There is a problem in the smart cities market that has been brewing for some time. Vendors have controlled the smart city vision. But public sector hasn’t bought in, and the result has been low adoption. Here’s how we can fix that.
I recently had the pleasure to participate in a panel at Plug & Play Smart Cities Innovation Day in Sunnyvale. Among other things, we discussed strategies for startups in the burgeoning smart cities space. My feedback was straightforward enough: Focus on one thing, do it well, and help the public sector be better without introducing more problems. I’d like to elaborate on this advice in a larger discussion about the smart cities market, tech vendors, and public-sector organizations.
Tech vendors and public sector IT leaders, it turns out, have a lot in common. We both stay ahead of technology trends; make investment decisions based on the needs and feedback of our customers/user-base; and we share a common underlying goal: driving adoption of technology. To achieve this, we each set broad, sweeping technology-focused visions.
However, this last item has become problematic. In practice, public sector organizations and tech vendors often have vastly different visions for what smart cities should actually look and feel like and what they should do. This can create tensions that result in failing to achieve our shared goal of driving adoption.
Here are some observations: Tech vendors often lead their smart city visions with imagery of high-tech, ultra-connectivity. Sensors are everywhere, from the roads to tops of the poles, transmitting massive amounts of data seamlessly to central datastores in the cloud where human beings, aided by AI and ML algorithms, analyze it and find insights that vastly enhance public service efficiency and productivity.
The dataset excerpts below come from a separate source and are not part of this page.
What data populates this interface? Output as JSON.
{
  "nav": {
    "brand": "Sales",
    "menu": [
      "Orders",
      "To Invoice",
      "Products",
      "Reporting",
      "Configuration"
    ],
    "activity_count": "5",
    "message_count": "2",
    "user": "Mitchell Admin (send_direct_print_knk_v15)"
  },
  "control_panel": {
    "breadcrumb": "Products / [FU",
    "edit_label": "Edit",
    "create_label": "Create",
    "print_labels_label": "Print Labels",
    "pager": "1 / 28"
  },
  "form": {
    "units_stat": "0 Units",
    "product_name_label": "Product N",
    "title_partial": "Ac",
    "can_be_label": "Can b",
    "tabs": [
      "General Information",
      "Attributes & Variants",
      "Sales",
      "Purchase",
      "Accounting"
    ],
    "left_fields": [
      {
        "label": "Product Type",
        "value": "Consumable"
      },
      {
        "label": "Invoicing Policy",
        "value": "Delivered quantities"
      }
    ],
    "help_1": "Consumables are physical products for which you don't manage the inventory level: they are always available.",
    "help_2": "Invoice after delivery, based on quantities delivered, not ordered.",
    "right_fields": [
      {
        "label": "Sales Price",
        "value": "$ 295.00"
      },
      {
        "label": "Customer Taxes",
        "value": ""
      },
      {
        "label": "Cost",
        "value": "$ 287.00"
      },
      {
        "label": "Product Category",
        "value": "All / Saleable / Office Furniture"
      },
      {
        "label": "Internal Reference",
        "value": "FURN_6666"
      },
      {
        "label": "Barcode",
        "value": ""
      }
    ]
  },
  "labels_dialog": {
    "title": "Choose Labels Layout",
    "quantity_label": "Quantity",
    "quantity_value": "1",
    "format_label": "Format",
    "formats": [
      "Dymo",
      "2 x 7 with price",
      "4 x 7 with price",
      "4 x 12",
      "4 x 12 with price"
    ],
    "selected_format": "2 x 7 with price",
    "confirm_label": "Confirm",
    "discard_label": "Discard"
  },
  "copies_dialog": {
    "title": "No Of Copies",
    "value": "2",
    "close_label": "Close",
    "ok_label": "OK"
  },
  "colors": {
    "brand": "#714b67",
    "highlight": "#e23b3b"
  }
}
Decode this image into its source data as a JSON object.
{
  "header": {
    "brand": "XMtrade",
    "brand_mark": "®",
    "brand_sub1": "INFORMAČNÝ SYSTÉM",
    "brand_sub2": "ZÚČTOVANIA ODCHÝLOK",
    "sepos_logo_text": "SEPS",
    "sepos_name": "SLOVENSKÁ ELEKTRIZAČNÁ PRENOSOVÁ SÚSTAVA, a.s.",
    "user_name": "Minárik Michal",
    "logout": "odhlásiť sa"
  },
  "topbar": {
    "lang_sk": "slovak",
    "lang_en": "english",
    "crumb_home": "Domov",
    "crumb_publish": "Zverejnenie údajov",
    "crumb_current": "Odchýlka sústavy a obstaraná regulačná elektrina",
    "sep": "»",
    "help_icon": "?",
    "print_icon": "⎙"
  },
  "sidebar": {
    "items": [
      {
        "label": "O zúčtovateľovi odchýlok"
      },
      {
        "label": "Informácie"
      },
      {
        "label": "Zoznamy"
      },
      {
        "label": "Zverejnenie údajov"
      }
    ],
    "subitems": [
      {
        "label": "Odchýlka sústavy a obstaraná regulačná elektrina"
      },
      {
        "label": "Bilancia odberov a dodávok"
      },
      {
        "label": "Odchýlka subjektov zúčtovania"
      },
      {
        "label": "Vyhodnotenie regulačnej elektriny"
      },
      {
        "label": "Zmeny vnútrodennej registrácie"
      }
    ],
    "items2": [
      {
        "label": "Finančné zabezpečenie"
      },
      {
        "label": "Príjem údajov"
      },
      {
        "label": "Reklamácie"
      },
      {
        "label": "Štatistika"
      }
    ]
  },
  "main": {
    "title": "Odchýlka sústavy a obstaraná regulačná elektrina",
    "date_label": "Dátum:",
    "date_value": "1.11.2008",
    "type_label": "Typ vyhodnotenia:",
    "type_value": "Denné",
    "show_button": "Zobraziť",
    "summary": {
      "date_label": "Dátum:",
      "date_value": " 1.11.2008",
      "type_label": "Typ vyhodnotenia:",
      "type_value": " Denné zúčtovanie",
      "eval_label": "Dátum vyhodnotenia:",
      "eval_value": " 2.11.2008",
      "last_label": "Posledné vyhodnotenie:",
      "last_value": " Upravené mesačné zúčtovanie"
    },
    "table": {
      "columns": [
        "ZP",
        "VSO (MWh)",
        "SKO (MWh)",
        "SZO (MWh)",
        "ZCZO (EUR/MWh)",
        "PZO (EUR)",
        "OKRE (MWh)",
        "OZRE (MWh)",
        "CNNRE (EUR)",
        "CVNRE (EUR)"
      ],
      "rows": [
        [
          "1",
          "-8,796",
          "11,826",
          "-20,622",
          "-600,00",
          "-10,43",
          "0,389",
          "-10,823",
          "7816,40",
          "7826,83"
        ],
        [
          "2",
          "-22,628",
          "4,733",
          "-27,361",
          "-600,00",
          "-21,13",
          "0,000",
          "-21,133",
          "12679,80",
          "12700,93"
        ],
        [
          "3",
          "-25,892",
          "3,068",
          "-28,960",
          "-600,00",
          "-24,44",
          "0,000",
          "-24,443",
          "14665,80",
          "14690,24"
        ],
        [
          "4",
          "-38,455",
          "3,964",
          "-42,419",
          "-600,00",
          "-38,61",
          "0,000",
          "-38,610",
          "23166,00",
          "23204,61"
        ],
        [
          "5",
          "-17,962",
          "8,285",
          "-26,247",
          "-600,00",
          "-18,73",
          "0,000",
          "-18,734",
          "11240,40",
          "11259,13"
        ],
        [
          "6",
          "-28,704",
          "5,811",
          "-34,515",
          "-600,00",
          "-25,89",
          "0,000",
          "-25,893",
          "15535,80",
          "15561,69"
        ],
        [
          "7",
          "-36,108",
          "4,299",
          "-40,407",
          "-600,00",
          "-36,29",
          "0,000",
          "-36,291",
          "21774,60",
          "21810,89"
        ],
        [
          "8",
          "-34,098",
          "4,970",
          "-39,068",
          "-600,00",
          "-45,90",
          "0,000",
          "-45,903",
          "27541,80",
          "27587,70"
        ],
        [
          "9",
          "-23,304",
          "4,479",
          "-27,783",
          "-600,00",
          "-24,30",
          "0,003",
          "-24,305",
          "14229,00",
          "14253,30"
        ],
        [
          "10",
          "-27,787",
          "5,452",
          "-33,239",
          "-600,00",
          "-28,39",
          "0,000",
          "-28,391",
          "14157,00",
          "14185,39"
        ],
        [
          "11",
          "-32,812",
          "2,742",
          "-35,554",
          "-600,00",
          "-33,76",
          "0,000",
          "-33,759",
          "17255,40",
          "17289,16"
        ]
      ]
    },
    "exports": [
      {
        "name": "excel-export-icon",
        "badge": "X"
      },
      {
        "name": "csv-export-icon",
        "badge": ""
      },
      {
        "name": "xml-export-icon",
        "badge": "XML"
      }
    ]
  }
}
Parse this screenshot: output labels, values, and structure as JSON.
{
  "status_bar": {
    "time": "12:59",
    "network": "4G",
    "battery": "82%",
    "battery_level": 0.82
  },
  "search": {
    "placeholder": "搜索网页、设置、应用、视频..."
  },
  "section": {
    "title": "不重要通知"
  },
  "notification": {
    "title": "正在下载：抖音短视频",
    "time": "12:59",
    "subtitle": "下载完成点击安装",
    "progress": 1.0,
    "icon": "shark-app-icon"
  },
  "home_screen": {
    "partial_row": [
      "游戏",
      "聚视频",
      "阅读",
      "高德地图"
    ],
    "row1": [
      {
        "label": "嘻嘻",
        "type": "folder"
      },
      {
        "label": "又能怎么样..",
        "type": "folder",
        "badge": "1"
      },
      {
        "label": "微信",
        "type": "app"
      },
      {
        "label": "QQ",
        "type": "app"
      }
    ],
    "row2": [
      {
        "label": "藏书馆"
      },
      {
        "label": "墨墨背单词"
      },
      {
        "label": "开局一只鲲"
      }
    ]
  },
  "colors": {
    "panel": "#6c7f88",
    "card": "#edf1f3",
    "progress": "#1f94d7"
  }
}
All of this happening, of course, in a frictionless user experience for the public, who can engage with public services as easily as they do with Amazon Prime.
While this sounds appealing, it vastly differs from the lived experience of public-sector leaders. Cities deal with everything from mundane issues like trimming trees to intractable, persistent social problems such as poverty, homelessness, growing inequality, crime, and development, often sitting in the middle of the inevitable march of change versus the comforting feeling of familiarity and stability. This is without mentioning tightening budgets and funding and fixing potholes and debating local taxes. In this context, the slick wizardry of sensors and data are abstract and come across as detached from the real world.
However, there is an easy way to resolve this disconnect. Tech vendors should stop creating, designing, and marketing their own smart city visions. Just stop. Instead, they should collaborate with public sector agencies and understand what they truly need and then help them to develop powerful technology and smart city visions of their own, utilizing technology to achieve those goals.
This commentary is in no way intended to be confrontational or adversarial toward tech vendors. To the contrary, the public sector needs tech vendors (and we actually like them, too). The public sector typically does not specialize in commercializing new apps and solutions, so it depends on tech vendors to develop disruptive new products and ideas. The public sector, in turn, applies new technology to enhance and improve the services they deliver. In other words, the public sector can focus on service innovation while tech vendors can focus on product innovation — and this can create symmetry.
Smart city technology matters. But the vision undergirding it (and the marketing and selling of that vision) should reflect the actual experience of government organizations, not an unrealistic ideal of what it could be that abstracts away all of the true problems. By bringing our visions of the smart city movement into alignment, we can work together to drive adoption.